8ème lettre - Couleur de la sporée

 

 

 

Mon cher neveu,

Peut-être que tu t'es posé une question à propos de mes derniers messages: Pourquoi ton oncle bien-aimé a-t-il choisi les Bolets, et non des Agaricales, pour t'initier à la description, à la détermination et à la classification? Tout simplement parce que les Bolets sont «plus faciles» à étudier. Et aussi parce que si, dans nos régions, on compte «seulement» une petite centaine d'espèces de Bolets, les espèces d'Agaricales, par contre, se comptent par milliers. Tu conviendras que, pour un débutant, le risque d'erreurs est plus grand s'il veut dès le début mettre de l'ordre dans ce groupe gigantesque.

L'un des plus importants critères de classification - grossière - de l'ordre des Agaricales est la

Couleur de la sporée

As-tu déjà remarqué que parfois, dans la nature, le chapeau d'un champignon recouvre - partiellement - le chapeau d'un autre carpophore, lorsque leurs deux pieds sont très rapprochés? Tu as peut-être vu autre chose: il arrive que le chapeau «inférieur» - la partie recouverte par l'autre - est couvert d'une «poussière» colorée, blanche, brune, rose, noire, etc. Cette poussière est une sporée, c'est à dire un amas de grains minuscules que l'on ne peut individualiser à l'œil nu; ces grains sont des spores. Pour aujourd'hui, je ne te parlerai que de la sporée; je te parlerai plus tard des spores.

Avant de commencer l'étude d'une Agaricale, il faut que tu obtiennes une sporée et que tu en notes la couleur. Pour déterminer cette couleur, tu peux essayer deux méthodes.

A:
Tu retournes le chapeau et tu observes la couleur des lames. Tu en déduis la couleur de la sporée. Méthode ultra simple et rapide. Mais elle présente un défaut majeur: très grande est la probabilité que tu obtiennes un résultat faux: il n'est pas certain du tout que les lames et la sporée soient de la même couleur!
   
B:
Tu t'armes de patience, quelques heures ou même une nuit entière: Tu coupes le pied du carpophore à étudier juste sous les lames et tu déposes le chapeau sur un papier blanc (lames en-dessous, évidemment). Si le carpophore est très grand, tu peux te contenter d'un quartier de chapeau (veille alors à éviter que les lames se couchent). La sporée est généralement plus abondante si on ajoute, sur le chapeau, un peu de papier mouchoir imbibé d'eau et si l'on recouvre le tout d'un gobelet renversé. Tu peux aussi perfectionner la méthode comme suit (voir image):
   
  1. Mets un peu d'eau dans un gobelet de yoghourt;
  2. pose sur le gobelet une feuille (env. 8X8 cm) de fort papier blanc (bristol) où tu auras découpé un cercle au centre;
  3. installe le carpophore entier, pied dans l'eau, chapeau sur le papier;
  4. recouvre le chapeau avec un second gobelet renversé;
  5. ...attends patiemment.

Tu obtiendras - généralement - une très belle sporée. L'eau du gobelet, dans laquelle plonge le pied du carpophore, empêche le champignon de se dessécher; le gobelet supérieur protège de tout courant d'air qui emporterait les spores dans le voisinage.

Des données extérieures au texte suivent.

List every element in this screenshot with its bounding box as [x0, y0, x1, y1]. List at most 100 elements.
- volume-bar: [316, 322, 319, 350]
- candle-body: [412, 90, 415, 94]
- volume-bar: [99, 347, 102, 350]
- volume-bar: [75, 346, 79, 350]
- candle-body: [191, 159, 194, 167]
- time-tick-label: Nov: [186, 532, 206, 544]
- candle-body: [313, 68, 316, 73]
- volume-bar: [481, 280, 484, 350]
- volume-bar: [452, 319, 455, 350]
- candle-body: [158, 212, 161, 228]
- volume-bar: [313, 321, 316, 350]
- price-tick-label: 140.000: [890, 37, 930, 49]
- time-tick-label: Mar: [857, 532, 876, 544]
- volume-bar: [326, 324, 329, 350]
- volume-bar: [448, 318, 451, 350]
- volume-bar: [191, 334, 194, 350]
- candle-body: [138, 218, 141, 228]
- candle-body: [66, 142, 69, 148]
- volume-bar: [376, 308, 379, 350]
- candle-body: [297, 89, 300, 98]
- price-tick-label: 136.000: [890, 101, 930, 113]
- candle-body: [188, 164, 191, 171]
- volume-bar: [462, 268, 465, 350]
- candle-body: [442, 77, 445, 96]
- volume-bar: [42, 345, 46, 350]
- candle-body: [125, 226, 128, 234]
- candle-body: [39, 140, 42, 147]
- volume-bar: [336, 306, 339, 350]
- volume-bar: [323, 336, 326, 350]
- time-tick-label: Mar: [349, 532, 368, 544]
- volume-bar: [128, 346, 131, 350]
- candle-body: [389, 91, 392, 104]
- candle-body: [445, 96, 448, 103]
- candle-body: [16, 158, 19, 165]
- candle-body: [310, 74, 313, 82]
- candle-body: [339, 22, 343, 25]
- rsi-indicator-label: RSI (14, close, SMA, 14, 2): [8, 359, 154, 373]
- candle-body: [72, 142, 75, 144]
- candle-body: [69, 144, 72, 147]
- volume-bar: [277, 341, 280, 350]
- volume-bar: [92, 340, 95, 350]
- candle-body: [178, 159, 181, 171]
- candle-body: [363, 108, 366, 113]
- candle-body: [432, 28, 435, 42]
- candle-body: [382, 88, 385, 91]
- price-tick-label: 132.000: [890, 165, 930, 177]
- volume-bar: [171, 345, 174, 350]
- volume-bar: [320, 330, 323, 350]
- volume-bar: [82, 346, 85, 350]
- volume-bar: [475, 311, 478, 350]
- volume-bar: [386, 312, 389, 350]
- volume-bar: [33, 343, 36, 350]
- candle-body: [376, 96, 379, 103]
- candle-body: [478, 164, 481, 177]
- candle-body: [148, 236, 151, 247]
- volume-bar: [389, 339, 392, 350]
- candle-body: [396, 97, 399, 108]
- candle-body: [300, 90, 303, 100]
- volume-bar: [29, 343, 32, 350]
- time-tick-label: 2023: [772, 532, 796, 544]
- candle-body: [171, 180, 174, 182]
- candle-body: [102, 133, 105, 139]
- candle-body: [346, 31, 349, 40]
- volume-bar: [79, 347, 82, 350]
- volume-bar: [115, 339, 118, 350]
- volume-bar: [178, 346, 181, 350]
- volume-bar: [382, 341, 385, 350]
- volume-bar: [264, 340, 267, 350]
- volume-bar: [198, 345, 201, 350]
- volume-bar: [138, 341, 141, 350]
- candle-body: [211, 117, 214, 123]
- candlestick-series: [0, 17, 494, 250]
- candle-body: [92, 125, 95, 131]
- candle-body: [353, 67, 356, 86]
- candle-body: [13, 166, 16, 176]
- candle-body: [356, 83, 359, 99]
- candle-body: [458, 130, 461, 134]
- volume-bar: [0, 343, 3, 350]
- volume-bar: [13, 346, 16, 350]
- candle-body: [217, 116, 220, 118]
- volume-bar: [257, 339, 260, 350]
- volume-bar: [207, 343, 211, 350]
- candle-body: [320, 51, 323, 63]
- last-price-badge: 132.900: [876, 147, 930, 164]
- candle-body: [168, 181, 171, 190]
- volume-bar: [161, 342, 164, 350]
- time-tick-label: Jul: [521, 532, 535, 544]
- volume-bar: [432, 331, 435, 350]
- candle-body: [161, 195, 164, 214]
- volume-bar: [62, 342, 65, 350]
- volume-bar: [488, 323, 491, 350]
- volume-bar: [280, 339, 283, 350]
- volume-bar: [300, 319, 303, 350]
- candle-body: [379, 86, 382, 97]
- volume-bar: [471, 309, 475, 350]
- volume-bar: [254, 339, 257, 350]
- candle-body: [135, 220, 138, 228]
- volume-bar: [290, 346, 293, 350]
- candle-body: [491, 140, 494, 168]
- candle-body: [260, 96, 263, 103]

Pour les sporées blanches, on peut conseiller du papier noir: l'effet est alors saisissant. Certains de mes amis noircissent à l'encre de Chine la moitié de la surface du papier. Néanmoins, une bonne perception de la couleur d'une sporée est mieux assurée avec du papier blanc.

Pour moi, j'ai confectionné une série de carrés de papier avec trois grandeurs de trous centraux différentes.

Tu peux conserver tes sporées, en les recouvrant d'une feuille transparente; mais n'oublie pas d'inscrire au verso le nom du champignon et la date de récolte. Je te souhaite bien du plaisir à confectionner ta propre collection de sporées.